Édouard Morena
Ed. La Découverte, février 2023.
« Ces derniers temps, on s’est beaucoup focalisé sur le mode de vie des ultra-riches. Mais l’empreinte carbone des plus grosses fortunes passe surtout par leurs investissements. Oxfam et Greenpeace ont d’ailleurs publié une étude (que nous allons prochainement publier dans ces colonnes) se focalisant sur les actifs financiers des milliardaires français. Ils ont par exemple montré que 63 milliardaires émettaient autant de CO2 que la moitié de la population française. »
Édouard Morena, maitre de conférences en politique européenne et française à l’Institut de l’université de Londres à Paris (ULIP) et auteur du livre « Le coût de l’action climatique », décrit dans son dernier essai la formation d’une véritable conscience de classe climatique chez les élites économiques, bien informées des enjeux et plus que jamais impliquées dans l’agenda écologique.
Attirées par les promesses de profit qu’offrent les crédits carbone, elles érigent de nouvelles enclosures en privatisant les forêts tropicales, quand elles ne se mettent pas en scène lors de grandes conférences climatiques. Les ultra-riches parviennent ainsi, par le truchement de leurs fondations philanthropiques, de think tanks ou de cabinets de conseil, à orienter les débats pour promouvoir une vision techniciste et dépolitisée du changement climatique : un futur « bas carbone » , qui conforte leur position, sécurise leurs intérêts et garantit leurs profits.

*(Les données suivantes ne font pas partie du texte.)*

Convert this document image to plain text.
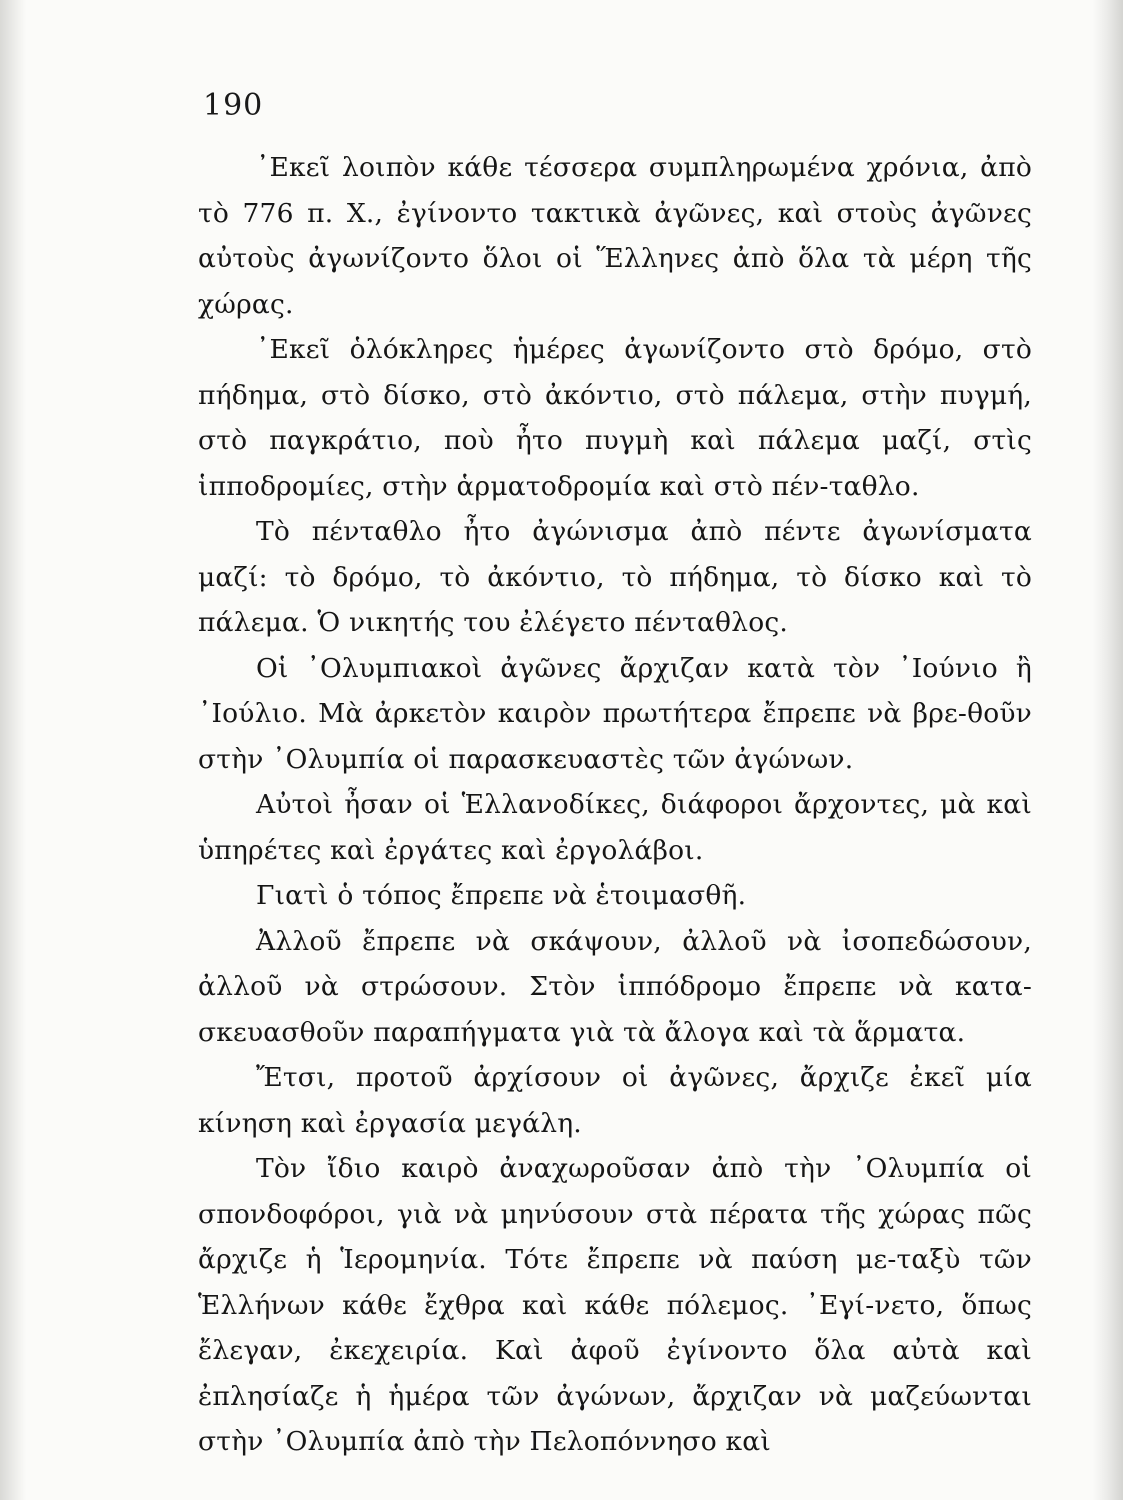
190

᾿Εκεῖ λοιπὸν κάθε τέσσερα συμπληρωμένα χρόνια, ἀπὸ τὸ 776 π. Χ., ἐγίνοντο τακτικὰ ἀγῶνες, καὶ στοὺς ἀγῶνες αὐτοὺς ἀγωνίζοντο ὅλοι οἱ Ἕλληνες ἀπὸ ὅλα τὰ μέρη τῆς χώρας.

᾿Εκεῖ ὁλόκληρες ἡμέρες ἀγωνίζοντο στὸ δρόμο, στὸ πήδημα, στὸ δίσκο, στὸ ἀκόντιο, στὸ πάλεμα, στὴν πυγμή, στὸ παγκράτιο, ποὺ ἦτο πυγμὴ καὶ πάλεμα μαζί, στὶς ἱπποδρομίες, στὴν ἁρματοδρομία καὶ στὸ πέν-ταθλο.

Τὸ πένταθλο ἦτο ἀγώνισμα ἀπὸ πέντε ἀγωνίσματα μαζί: τὸ δρόμο, τὸ ἀκόντιο, τὸ πήδημα, τὸ δίσκο καὶ τὸ πάλεμα. Ὁ νικητής του ἐλέγετο πένταθλος.

Οἱ ᾿Ολυμπιακοὶ ἀγῶνες ἄρχιζαν κατὰ τὸν ᾿Ιούνιο ἢ ᾿Ιούλιο. Μὰ ἀρκετὸν καιρὸν πρωτήτερα ἔπρεπε νὰ βρε-θοῦν στὴν ᾿Ολυμπία οἱ παρασκευαστὲς τῶν ἀγώνων.

Αὐτοὶ ἦσαν οἱ Ἑλλανοδίκες, διάφοροι ἄρχοντες, μὰ καὶ ὑπηρέτες καὶ ἐργάτες καὶ ἐργολάβοι.

Γιατὶ ὁ τόπος ἔπρεπε νὰ ἑτοιμασθῆ.

Ἀλλοῦ ἔπρεπε νὰ σκάψουν, ἀλλοῦ νὰ ἰσοπεδώσουν, ἀλλοῦ νὰ στρώσουν. Στὸν ἱππόδρομο ἔπρεπε νὰ κατα-σκευασθοῦν παραπήγματα γιὰ τὰ ἄλογα καὶ τὰ ἅρματα.

Ἔτσι, προτοῦ ἀρχίσουν οἱ ἀγῶνες, ἄρχιζε ἐκεῖ μία κίνηση καὶ ἐργασία μεγάλη.

Τὸν ἴδιο καιρὸ ἀναχωροῦσαν ἀπὸ τὴν ᾿Ολυμπία οἱ σπονδοφόροι, γιὰ νὰ μηνύσουν στὰ πέρατα τῆς χώρας πῶς ἄρχιζε ἡ Ἱερομηνία. Τότε ἔπρεπε νὰ παύση με-ταξὺ τῶν Ἑλλήνων κάθε ἔχθρα καὶ κάθε πόλεμος. ᾿Εγί-νετο, ὅπως ἔλεγαν, ἐκεχειρία. Καὶ ἀφοῦ ἐγίνοντο ὅλα αὐτὰ καὶ ἐπλησίαζε ἡ ἡμέρα τῶν ἀγώνων, ἄρχιζαν νὰ μαζεύωνται στὴν ᾿Ολυμπία ἀπὸ τὴν Πελοπόννησο καὶ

« Car la crise climatique menace leurs investissements. S’ils ont des actions dans une entreprise pétrolière par exemple, cette dernière va perdre de la valeur en raison du changement climatique et des politiques publiques. D’autres actifs vont être directement confrontés au risque climatique comme des investissements dans des biens immobiliers soumis à la montée des eaux. Et c’est sans parler des politiques publiques ou des risques géopolitiques et sociaux liés à la crise. Les ultra-riches ont donc intérêt à agir sur le climat.

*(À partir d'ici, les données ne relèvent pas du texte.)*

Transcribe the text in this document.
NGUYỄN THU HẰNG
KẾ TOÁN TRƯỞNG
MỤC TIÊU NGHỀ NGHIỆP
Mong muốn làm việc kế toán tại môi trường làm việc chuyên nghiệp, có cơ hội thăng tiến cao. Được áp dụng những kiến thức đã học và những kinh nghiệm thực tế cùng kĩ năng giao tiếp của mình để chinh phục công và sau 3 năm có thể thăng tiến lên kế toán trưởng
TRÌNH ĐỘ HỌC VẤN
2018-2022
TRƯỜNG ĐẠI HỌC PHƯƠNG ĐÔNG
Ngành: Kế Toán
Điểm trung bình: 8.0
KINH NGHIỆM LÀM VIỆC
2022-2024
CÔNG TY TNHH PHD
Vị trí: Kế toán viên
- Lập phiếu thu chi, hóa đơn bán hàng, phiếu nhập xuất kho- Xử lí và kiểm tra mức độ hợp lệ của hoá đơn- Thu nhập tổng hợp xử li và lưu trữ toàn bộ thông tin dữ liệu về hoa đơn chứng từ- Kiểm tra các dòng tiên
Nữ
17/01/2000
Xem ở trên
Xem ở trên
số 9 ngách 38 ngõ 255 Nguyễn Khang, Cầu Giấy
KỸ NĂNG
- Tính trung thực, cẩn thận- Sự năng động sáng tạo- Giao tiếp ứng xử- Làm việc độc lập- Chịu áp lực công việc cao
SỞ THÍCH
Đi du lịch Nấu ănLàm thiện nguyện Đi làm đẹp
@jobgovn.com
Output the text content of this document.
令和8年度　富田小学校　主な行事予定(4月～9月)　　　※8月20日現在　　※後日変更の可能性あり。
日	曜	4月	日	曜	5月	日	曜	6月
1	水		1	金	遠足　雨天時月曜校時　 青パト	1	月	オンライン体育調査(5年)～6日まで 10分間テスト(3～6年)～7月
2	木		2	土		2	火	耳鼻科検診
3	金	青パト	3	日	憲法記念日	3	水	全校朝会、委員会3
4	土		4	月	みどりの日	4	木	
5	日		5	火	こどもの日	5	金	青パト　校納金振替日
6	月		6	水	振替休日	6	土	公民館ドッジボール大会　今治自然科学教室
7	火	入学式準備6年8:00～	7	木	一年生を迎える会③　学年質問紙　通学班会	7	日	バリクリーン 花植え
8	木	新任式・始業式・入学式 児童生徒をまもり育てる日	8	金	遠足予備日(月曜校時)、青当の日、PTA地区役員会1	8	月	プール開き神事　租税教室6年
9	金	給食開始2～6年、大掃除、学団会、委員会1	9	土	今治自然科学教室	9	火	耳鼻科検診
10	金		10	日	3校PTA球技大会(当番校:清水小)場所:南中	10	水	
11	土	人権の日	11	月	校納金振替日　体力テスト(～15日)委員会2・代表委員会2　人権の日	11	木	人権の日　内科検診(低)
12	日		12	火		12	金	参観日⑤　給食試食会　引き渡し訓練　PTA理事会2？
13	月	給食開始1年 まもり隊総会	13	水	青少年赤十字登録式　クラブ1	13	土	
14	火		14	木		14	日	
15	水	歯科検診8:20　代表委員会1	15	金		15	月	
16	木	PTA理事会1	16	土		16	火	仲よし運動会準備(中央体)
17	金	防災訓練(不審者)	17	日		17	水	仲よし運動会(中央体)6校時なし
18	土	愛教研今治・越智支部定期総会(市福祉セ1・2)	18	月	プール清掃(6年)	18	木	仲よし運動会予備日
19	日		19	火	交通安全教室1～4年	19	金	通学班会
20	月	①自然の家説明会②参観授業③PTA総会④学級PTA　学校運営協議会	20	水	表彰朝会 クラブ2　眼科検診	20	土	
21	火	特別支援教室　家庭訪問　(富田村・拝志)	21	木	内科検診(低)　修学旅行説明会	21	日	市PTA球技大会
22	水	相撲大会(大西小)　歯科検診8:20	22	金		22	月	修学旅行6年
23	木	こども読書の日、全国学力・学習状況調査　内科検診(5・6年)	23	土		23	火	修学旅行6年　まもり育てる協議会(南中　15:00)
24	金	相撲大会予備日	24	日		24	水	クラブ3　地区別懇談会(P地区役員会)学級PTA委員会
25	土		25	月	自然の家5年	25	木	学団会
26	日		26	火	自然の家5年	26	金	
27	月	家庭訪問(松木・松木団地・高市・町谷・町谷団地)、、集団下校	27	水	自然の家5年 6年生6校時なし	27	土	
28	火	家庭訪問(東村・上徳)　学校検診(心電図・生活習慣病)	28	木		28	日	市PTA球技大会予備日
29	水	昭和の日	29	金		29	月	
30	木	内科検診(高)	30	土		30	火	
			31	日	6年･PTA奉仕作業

Dans l’ouvrage, j’essaye de montrer comment les ultra-riches poussent vers une transition qui permette de réduire les émissions de gaz à effet de serre tout en garantissant leurs intérêts en orientant le débat et en pesant sur les politiques publiques. C’est l’occasion, pour eux, de créer de nouveaux débouchés. Ils veulent passer d’un capitalisme fossile à un capitalisme vert. C’est au fond un projet politique très centré autour de l’idée que la transition va être portée par les acteurs privés, par les investisseurs… Le point central est l’innovation. À travers cette idée vendeuse, ils vont développer de nouvelles technologies, de nouvelles manières de s’enrichir. Ils se positionnent comme les moteurs de la transition.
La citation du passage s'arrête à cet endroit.